Visiting Terezin Concentration Camp is possible as a day trip from Prague or an overnight stay. Find out how and why you should visit this important historical memorial near Prague.
Suffice it to say that a visit to a concentration camp will not be the feel-good trip of the year.
That said, visiting sites like the Terezin memorial can play a huge role in putting the Nazi’s horrific Final Solution into perspective. If you have a bit of extra time, Terezin makes an educational and somber day trip from Prague – one that’s well worth the time and effort.
By far the easiest way to visit the Terazin Concentration Camp and Memorial is by booking a guided tour. I highly recommend this Full Day Guided Tour from Prague. It’s a full day tour that includes transportation from Prague, admission to all of the sites at Terezin, and a local tour guide.
What's in this Article?
- 1 Introducing Terezin: A Former Concentration Camp nearby Prague
- 2 History of Terezin Concentration Camp
- 3 Getting to Terezin Concentration Camp from Prague
- 4 What to See at Terezin Concentration Camp
- 5 Restaurants at Terezín
- 6 Where to Stay in Terezín
Introducing Terezin: A Former Concentration Camp nearby Prague
Due to this relative obscurity, it feels like it’s been less curated than other concentration camp memorial sites.
When touring the “small fortress,” one gets a feeling the guards flung the doors open at the end of the war and ran as fast as they could away from the place, hoping to forget what happened here.
History of Terezin Concentration Camp
The Hapsburgs began construction of the Theresienstadt fortress at the beginning of 1780. The installation, named after Austrian Empress Maria Theresa, was built to protect from invading Prussians.
The complex consists of two parts, a citadel – the “small fortress” – on one side of the river, and a walled town – “the main fortress” – complete with a floodable moat, on the other side of the river.
A quick look on Google maps will show you the star-shaped, bastion, fortress design.
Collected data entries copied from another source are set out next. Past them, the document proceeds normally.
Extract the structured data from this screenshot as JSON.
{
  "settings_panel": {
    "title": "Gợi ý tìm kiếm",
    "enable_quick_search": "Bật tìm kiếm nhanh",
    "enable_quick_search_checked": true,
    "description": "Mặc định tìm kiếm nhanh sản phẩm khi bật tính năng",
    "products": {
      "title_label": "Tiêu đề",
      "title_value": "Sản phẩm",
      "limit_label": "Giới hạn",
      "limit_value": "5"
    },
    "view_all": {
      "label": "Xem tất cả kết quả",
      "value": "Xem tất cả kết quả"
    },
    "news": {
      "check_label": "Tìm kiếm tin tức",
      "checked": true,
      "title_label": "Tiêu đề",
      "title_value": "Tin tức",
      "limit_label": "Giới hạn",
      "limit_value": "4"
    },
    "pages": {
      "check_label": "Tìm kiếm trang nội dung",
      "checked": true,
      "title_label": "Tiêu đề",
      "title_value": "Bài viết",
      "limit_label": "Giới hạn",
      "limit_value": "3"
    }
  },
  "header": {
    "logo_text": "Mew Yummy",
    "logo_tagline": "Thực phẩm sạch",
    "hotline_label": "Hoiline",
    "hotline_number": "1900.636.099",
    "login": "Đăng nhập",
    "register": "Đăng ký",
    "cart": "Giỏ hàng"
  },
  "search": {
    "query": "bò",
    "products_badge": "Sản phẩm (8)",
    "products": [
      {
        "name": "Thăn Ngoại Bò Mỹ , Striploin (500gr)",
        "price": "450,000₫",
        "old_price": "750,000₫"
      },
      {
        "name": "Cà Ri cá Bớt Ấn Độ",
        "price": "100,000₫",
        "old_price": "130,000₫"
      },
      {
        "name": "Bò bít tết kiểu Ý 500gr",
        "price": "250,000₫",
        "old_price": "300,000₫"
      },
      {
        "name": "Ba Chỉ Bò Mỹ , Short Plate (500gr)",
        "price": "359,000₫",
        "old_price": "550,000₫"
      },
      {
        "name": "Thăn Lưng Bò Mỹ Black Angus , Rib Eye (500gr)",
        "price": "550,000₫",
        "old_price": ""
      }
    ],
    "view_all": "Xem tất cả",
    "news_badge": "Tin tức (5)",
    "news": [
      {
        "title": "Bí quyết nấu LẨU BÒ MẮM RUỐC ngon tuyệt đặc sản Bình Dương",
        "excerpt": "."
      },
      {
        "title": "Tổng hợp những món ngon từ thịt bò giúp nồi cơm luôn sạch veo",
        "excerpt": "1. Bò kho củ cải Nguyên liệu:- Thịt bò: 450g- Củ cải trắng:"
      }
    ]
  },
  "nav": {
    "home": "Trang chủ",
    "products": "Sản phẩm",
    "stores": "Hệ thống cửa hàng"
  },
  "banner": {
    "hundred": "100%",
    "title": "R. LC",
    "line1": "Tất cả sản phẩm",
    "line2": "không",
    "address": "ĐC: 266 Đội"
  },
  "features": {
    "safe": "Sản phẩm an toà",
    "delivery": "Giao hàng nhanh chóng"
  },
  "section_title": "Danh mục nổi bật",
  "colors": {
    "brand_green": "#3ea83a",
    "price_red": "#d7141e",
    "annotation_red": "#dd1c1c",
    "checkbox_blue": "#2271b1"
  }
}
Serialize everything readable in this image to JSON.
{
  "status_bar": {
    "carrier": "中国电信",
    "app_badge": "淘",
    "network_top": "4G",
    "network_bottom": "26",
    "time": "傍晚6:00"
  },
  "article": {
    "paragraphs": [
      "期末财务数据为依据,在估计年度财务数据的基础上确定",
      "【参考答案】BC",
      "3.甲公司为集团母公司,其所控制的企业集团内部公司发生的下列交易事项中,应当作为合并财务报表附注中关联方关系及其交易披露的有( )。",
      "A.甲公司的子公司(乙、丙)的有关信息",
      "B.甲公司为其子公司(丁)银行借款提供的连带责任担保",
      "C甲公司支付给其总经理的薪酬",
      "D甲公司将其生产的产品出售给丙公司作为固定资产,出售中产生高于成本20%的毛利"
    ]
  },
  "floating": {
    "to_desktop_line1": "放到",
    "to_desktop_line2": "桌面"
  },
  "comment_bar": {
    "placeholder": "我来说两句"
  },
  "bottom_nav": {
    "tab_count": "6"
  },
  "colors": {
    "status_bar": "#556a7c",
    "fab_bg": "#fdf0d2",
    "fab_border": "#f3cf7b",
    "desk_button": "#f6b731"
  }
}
Military history buffs may appreciate this aspect of the fort.
During World War I, the Austrians used the fortress as a prison for perceived Russian loyalists. Gavrilo Princip, Emperor Franz Ferdinand’s assassin, died there.
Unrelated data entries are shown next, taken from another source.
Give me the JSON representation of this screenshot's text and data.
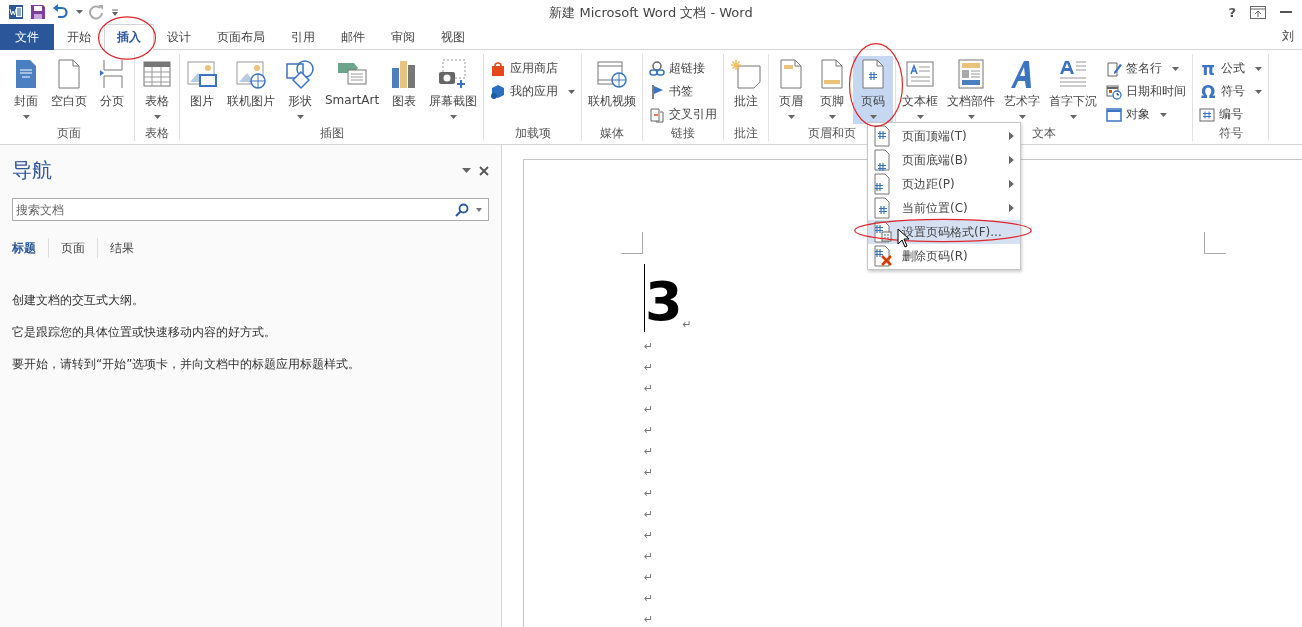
{
  "window": {
    "title": "新建 Microsoft Word 文档 - Word",
    "help": "?",
    "user": "刘"
  },
  "tabs": [
    {
      "label": "文件",
      "kind": "file",
      "selected": false,
      "circled": false
    },
    {
      "label": "开始",
      "kind": "tab",
      "selected": false,
      "circled": false
    },
    {
      "label": "插入",
      "kind": "tab",
      "selected": true,
      "circled": true
    },
    {
      "label": "设计",
      "kind": "tab",
      "selected": false,
      "circled": false
    },
    {
      "label": "页面布局",
      "kind": "tab",
      "selected": false,
      "circled": false
    },
    {
      "label": "引用",
      "kind": "tab",
      "selected": false,
      "circled": false
    },
    {
      "label": "邮件",
      "kind": "tab",
      "selected": false,
      "circled": false
    },
    {
      "label": "审阅",
      "kind": "tab",
      "selected": false,
      "circled": false
    },
    {
      "label": "视图",
      "kind": "tab",
      "selected": false,
      "circled": false
    }
  ],
  "ribbon": {
    "groups": [
      {
        "label": "页面",
        "items": [
          {
            "kind": "large",
            "label": "封面",
            "dropdown": true,
            "pressed": false,
            "circled": false
          },
          {
            "kind": "large",
            "label": "空白页",
            "dropdown": false,
            "pressed": false,
            "circled": false
          },
          {
            "kind": "large",
            "label": "分页",
            "dropdown": false,
            "pressed": false,
            "circled": false
          }
        ]
      },
      {
        "label": "表格",
        "items": [
          {
            "kind": "large",
            "label": "表格",
            "dropdown": true,
            "pressed": false,
            "circled": false
          }
        ]
      },
      {
        "label": "插图",
        "items": [
          {
            "kind": "large",
            "label": "图片",
            "dropdown": false,
            "pressed": false,
            "circled": false
          },
          {
            "kind": "large",
            "label": "联机图片",
            "dropdown": false,
            "pressed": false,
            "circled": false
          },
          {
            "kind": "large",
            "label": "形状",
            "dropdown": true,
            "pressed": false,
            "circled": false
          },
          {
            "kind": "large",
            "label": "SmartArt",
            "dropdown": false,
            "pressed": false,
            "circled": false
          },
          {
            "kind": "large",
            "label": "图表",
            "dropdown": false,
            "pressed": false,
            "circled": false
          },
          {
            "kind": "large",
            "label": "屏幕截图",
            "dropdown": true,
            "pressed": false,
            "circled": false
          }
        ]
      },
      {
        "label": "加载项",
        "items": [
          {
            "kind": "stack",
            "items": [
              {
                "label": "应用商店",
                "dropdown": false
              },
              {
                "label": "我的应用",
                "dropdown": true
              }
            ]
          }
        ]
      },
      {
        "label": "媒体",
        "items": [
          {
            "kind": "large",
            "label": "联机视频",
            "dropdown": false,
            "pressed": false,
            "circled": false
          }
        ]
      },
      {
        "label": "链接",
        "items": [
          {
            "kind": "stack",
            "items": [
              {
                "label": "超链接",
                "dropdown": false
              },
              {
                "label": "书签",
                "dropdown": false
              },
              {
                "label": "交叉引用",
                "dropdown": false
              }
            ]
          }
        ]
      },
      {
        "label": "批注",
        "items": [
          {
            "kind": "large",
            "label": "批注",
            "dropdown": false,
            "pressed": false,
            "circled": false
          }
        ]
      },
      {
        "label": "页眉和页",
        "items": [
          {
            "kind": "large",
            "label": "页眉",
            "dropdown": true,
            "pressed": false,
            "circled": false
          },
          {
            "kind": "large",
            "label": "页脚",
            "dropdown": true,
            "pressed": false,
            "circled": false
          },
          {
            "kind": "large",
            "label": "页码",
            "dropdown": true,
            "pressed": true,
            "circled": true
          }
        ]
      },
      {
        "label": "文本",
        "items": [
          {
            "kind": "large",
            "label": "文本框",
            "dropdown": true,
            "pressed": false,
            "circled": false
          },
          {
            "kind": "large",
            "label": "文档部件",
            "dropdown": true,
            "pressed": false,
            "circled": false
          },
          {
            "kind": "large",
            "label": "艺术字",
            "dropdown": true,
            "pressed": false,
            "circled": false
          },
          {
            "kind": "large",
            "label": "首字下沉",
            "dropdown": true,
            "pressed": false,
            "circled": false
          },
          {
            "kind": "stack",
            "items": [
              {
                "label": "签名行",
                "dropdown": true
              },
              {
                "label": "日期和时间",
                "dropdown": false
              },
              {
                "label": "对象",
                "dropdown": true
              }
            ]
          }
        ]
      },
      {
        "label": "符号",
        "items": [
          {
            "kind": "stack",
            "items": [
              {
                "label": "公式",
                "dropdown": true,
                "glyph": "π"
              },
              {
                "label": "符号",
                "dropdown": true,
                "glyph": "Ω"
              },
              {
                "label": "编号",
                "dropdown": false
              }
            ]
          }
        ]
      }
    ]
  },
  "navigation": {
    "title": "导航",
    "search_placeholder": "搜索文档",
    "tabs": [
      {
        "label": "标题",
        "selected": true
      },
      {
        "label": "页面",
        "selected": false
      },
      {
        "label": "结果",
        "selected": false
      }
    ],
    "paragraphs": [
      "创建文档的交互式大纲。",
      "它是跟踪您的具体位置或快速移动内容的好方式。",
      "要开始，请转到“开始”选项卡，并向文档中的标题应用标题样式。"
    ]
  },
  "document": {
    "heading": "3",
    "heading_mark": "↵",
    "paragraph_marks": [
      "↵",
      "↵",
      "↵",
      "↵",
      "↵",
      "↵",
      "↵",
      "↵",
      "↵",
      "↵",
      "↵",
      "↵",
      "↵",
      "↵"
    ]
  },
  "page_number_menu": {
    "items": [
      {
        "label": "页面顶端(T)",
        "submenu": true,
        "selected": false,
        "circled": false
      },
      {
        "label": "页面底端(B)",
        "submenu": true,
        "selected": false,
        "circled": false
      },
      {
        "label": "页边距(P)",
        "submenu": true,
        "selected": false,
        "circled": false
      },
      {
        "label": "当前位置(C)",
        "submenu": true,
        "selected": false,
        "circled": false
      },
      {
        "label": "设置页码格式(F)...",
        "submenu": false,
        "selected": true,
        "circled": true
      },
      {
        "label": "删除页码(R)",
        "submenu": false,
        "selected": false,
        "circled": false
      }
    ]
  }
}
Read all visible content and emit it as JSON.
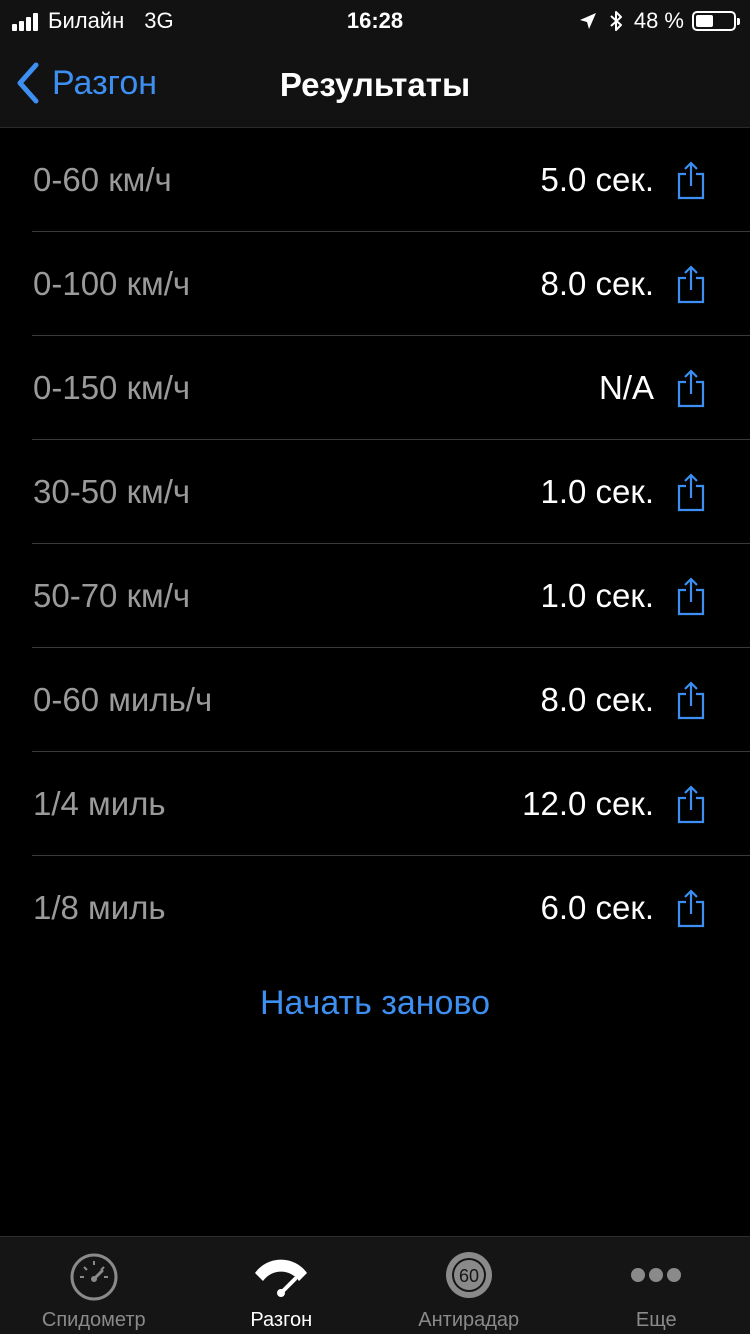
{
  "status_bar": {
    "carrier": "Билайн",
    "network": "3G",
    "time": "16:28",
    "battery_percent": "48 %",
    "battery_level": 0.48,
    "icons": [
      "signal-icon",
      "location-arrow-icon",
      "bluetooth-icon",
      "battery-icon"
    ]
  },
  "nav": {
    "back_label": "Разгон",
    "title": "Результаты"
  },
  "results": [
    {
      "label": "0-60 км/ч",
      "value": "5.0 сек."
    },
    {
      "label": "0-100 км/ч",
      "value": "8.0 сек."
    },
    {
      "label": "0-150 км/ч",
      "value": "N/A"
    },
    {
      "label": "30-50 км/ч",
      "value": "1.0 сек."
    },
    {
      "label": "50-70 км/ч",
      "value": "1.0 сек."
    },
    {
      "label": "0-60 миль/ч",
      "value": "8.0 сек."
    },
    {
      "label": "1/4 миль",
      "value": "12.0 сек."
    },
    {
      "label": "1/8 миль",
      "value": "6.0 сек."
    }
  ],
  "restart_label": "Начать заново",
  "tabs": [
    {
      "label": "Спидометр",
      "icon": "speedometer-icon",
      "active": false
    },
    {
      "label": "Разгон",
      "icon": "acceleration-gauge-icon",
      "active": true
    },
    {
      "label": "Антирадар",
      "icon": "speed-limit-sign-icon",
      "active": false,
      "icon_text": "60"
    },
    {
      "label": "Еще",
      "icon": "more-dots-icon",
      "active": false
    }
  ],
  "colors": {
    "accent": "#3d8ff2",
    "background": "#000000",
    "bar_background": "#121212",
    "label_gray": "#9a9a9a",
    "separator": "#3a3a3c"
  }
}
When WWII and the Holocaust came around, the previous use as a prison made it an easy choice for the Nazis, who were in the habit of converting old military garrisons, like Auschwitz, for other uses.
The Germans used the small fortress mainly as a Gestapo prison and the main fortress as a ghetto.
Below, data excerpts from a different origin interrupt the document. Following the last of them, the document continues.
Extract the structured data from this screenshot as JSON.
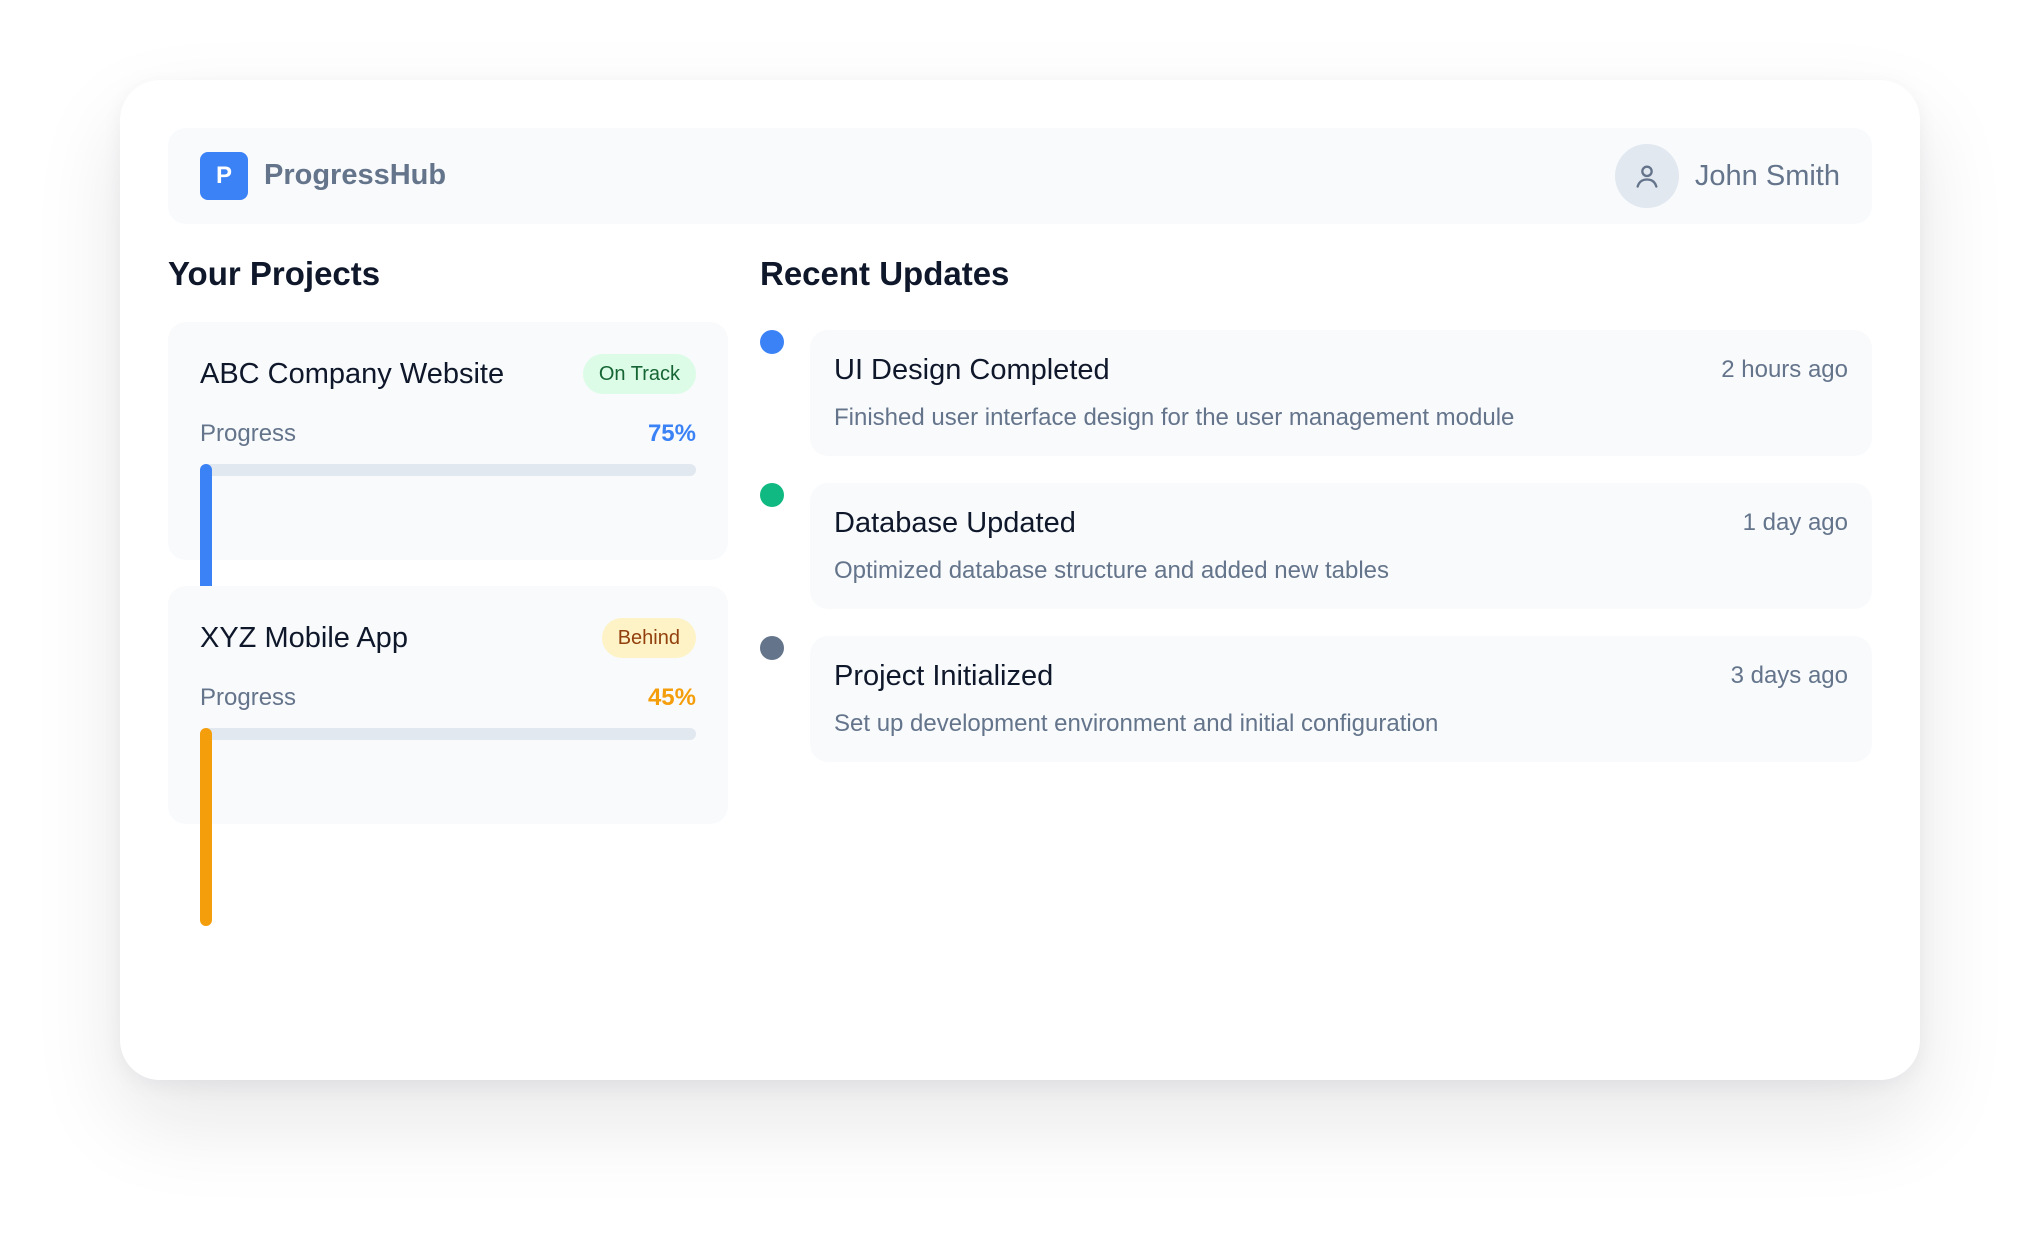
{
  "header": {
    "logo_letter": "P",
    "app_name": "ProgressHub",
    "user_name": "John Smith",
    "logo_color": "#3b82f6",
    "avatar_icon": "user-icon"
  },
  "projects": {
    "title": "Your Projects",
    "items": [
      {
        "name": "ABC Company Website",
        "status": "On Track",
        "status_bg": "#dcfce7",
        "status_color": "#166534",
        "progress_label": "Progress",
        "progress_text": "75%",
        "progress": 0.75,
        "accent": "#3b82f6"
      },
      {
        "name": "XYZ Mobile App",
        "status": "Behind",
        "status_bg": "#fef3c7",
        "status_color": "#92400e",
        "progress_label": "Progress",
        "progress_text": "45%",
        "progress": 0.45,
        "accent": "#f59e0b"
      }
    ]
  },
  "updates": {
    "title": "Recent Updates",
    "items": [
      {
        "title": "UI Design Completed",
        "time": "2 hours ago",
        "description": "Finished user interface design for the user management module",
        "dot_color": "#3b82f6"
      },
      {
        "title": "Database Updated",
        "time": "1 day ago",
        "description": "Optimized database structure and added new tables",
        "dot_color": "#10b981"
      },
      {
        "title": "Project Initialized",
        "time": "3 days ago",
        "description": "Set up development environment and initial configuration",
        "dot_color": "#64748b"
      }
    ]
  }
}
While not styled as an extermination camp, tens of thousands of the more than 150,000 people who passed through Terezin died.
The Germans would use the camp as a holding area before sending some prisoners off to other extermination camps. They would also use the ghetto as an example to the world of how “humane” their prisons were.
Terezin is also one of the destinations of Vladek, the main character of Art Spiegelman’s popular graphic novel Maus. Maus recounts the reluctant tale about the painful journey of a Polish Holocaust survivor. (It’s worth a read – grab a copy here.)
The entire town has a somber feeling. It’s quiet and lacks bustle. Even the birds seem to know they live in a profound memorial.
An advantage for visitors over camps like Auschwitz or Dachau is that you can take your time, without huge crowds, to privately reflect on the gravity of past tragedies.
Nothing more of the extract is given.